Easily misconstrued as merely a sarcastic look at the plight of the counterculture and its ill defined ideas of simple minded freedom, Easy Rider is rather an astounding psychedelic fever dream of hypnotic, intoxicated meditation. Dennis Hopper's one big directorial hit and an inspiration for a generation, it starts as a simple search for freedom, but by the end finds the promised land a waste land of desolation, a paradise lost. It is in fact an anthropomorphic American reverie of another lost generation in mourning for what could have been.
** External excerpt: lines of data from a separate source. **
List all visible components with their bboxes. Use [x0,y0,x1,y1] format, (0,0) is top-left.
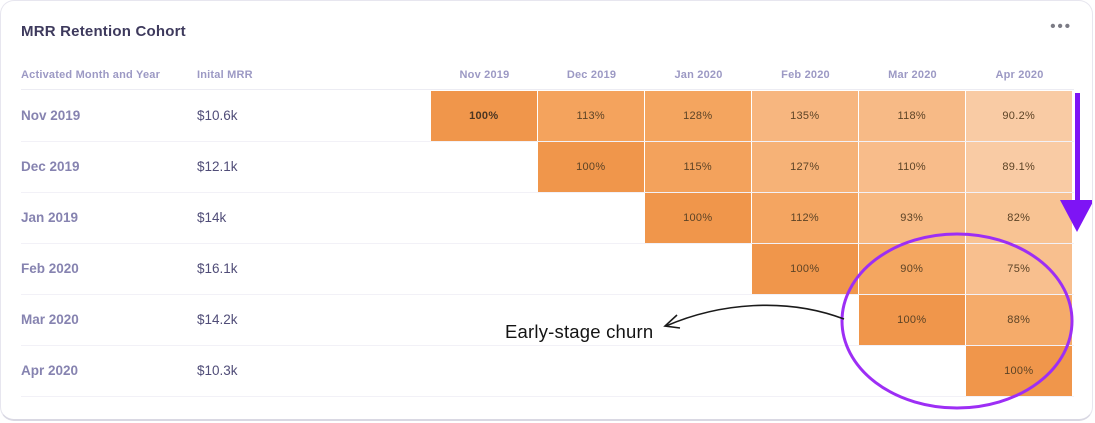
cohort-cell[interactable]: 100% [431,91,537,141]
cohort-cell[interactable]: 93% [859,193,965,243]
row-divider [21,141,1074,142]
cohort-cell[interactable]: 100% [538,142,644,192]
month-header: Apr 2020 [995,69,1044,81]
row-divider [21,243,1074,244]
cohort-cell[interactable]: 118% [859,91,965,141]
cohort-row-mrr: $16.1k [197,261,238,277]
cohort-row-label: Feb 2020 [21,261,79,277]
cohort-cell[interactable]: 112% [752,193,858,243]
cohort-cell[interactable]: 128% [645,91,751,141]
annotation-arrow-icon [663,304,845,329]
activated-month-header: Activated Month and Year [21,69,161,81]
cohort-row-mrr: $10.3k [197,363,238,379]
cohort-cell[interactable]: 90% [859,244,965,294]
cohort-cell[interactable]: 90.2% [966,91,1072,141]
ellipsis-menu-icon[interactable]: ••• [1050,18,1072,35]
cohort-row-label: Dec 2019 [21,159,80,175]
cohort-cell[interactable]: 100% [752,244,858,294]
cohort-cell[interactable]: 89.1% [966,142,1072,192]
cohort-cell[interactable]: 82% [966,193,1072,243]
cohort-cell[interactable]: 88% [966,295,1072,345]
cohort-row-mrr: $14k [197,210,227,226]
cohort-cell[interactable]: 100% [966,346,1072,396]
cohort-cell[interactable]: 113% [538,91,644,141]
cohort-row-mrr: $12.1k [197,159,238,175]
card-title: MRR Retention Cohort [21,23,186,40]
cohort-cell[interactable]: 110% [859,142,965,192]
header-divider [21,89,1074,90]
row-divider [21,192,1074,193]
month-header: Mar 2020 [888,69,937,81]
cohort-row-label: Mar 2020 [21,312,79,328]
cohort-cell[interactable]: 115% [645,142,751,192]
month-header: Nov 2019 [459,69,510,81]
cohort-cell[interactable]: 100% [645,193,751,243]
cohort-row-label: Nov 2019 [21,108,81,124]
row-divider [21,396,1074,397]
cohort-row-mrr: $14.2k [197,312,238,328]
month-header: Jan 2020 [674,69,723,81]
cohort-cell[interactable]: 75% [966,244,1072,294]
month-header: Dec 2019 [566,69,617,81]
cohort-row-mrr: $10.6k [197,108,238,124]
row-divider [21,345,1074,346]
cohort-cell[interactable]: 127% [752,142,858,192]
month-header: Feb 2020 [781,69,830,81]
cohort-row-label: Jan 2019 [21,210,79,226]
cohort-cell[interactable]: 100% [859,295,965,345]
cohort-row-label: Apr 2020 [21,363,79,379]
annotation-label: Early-stage churn [505,321,654,342]
initial-mrr-header: Inital MRR [197,69,253,81]
cohort-cell[interactable]: 135% [752,91,858,141]
row-divider [21,294,1074,295]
Two chilled, distilled bikers, Wyatt (Peter Fonda's Captain America) and Billy (Hopper), deal drugs with Mexicans and new money brats to fund a cool trip to Mardi Gras (free fracas down South). Along the way they meet a series of morons, sideshows, and sex, culminating in an LSD bad trip, one of the most memorably haunting, _naked_, yet still humorous sequences of dementia and torment in film history.
Initially, their effervescent cool carries them through in a manner only hippies of the era could fashion, but gradually, subtly, it fizzles out. The fun never lasts too long, the highs are repeatedly cut short, muted, and distanced from positive audience indulgence. Instead, the growing disillusion is, perhaps despite itself, painted thick with a remarkable visual flare that somehow captures the subconscious of a people busying themselves with a series of short term thrills as a means of ignoring the decay. What makes this flick great is that these effects serve the overarching tropes of an extra-textual legacy: America -- like an aimless hippie looking for the right things in the wrong places -- as a self destructing organism.
"We blew it."
- Wyatt
We blew it, man, and nothing can make up for the time however wasted, in other words. That it was indeed wasted is generously hinted at with those lingering words. The general idea, granted, is that we (America/The West) fucked up big time somewhere along the line.
While seemingly knocking easy targets of the America of governmental oppression, capitalism, and backwards hicks, the film reaches a point of nihilistic abandon so as to ignore the political and social memes and lose itself in the ride to free oblivion, gazing long enough to see the abyss stare back at the chaos and ruin inside itself, until what's left is a cold shrug at freedom in flames.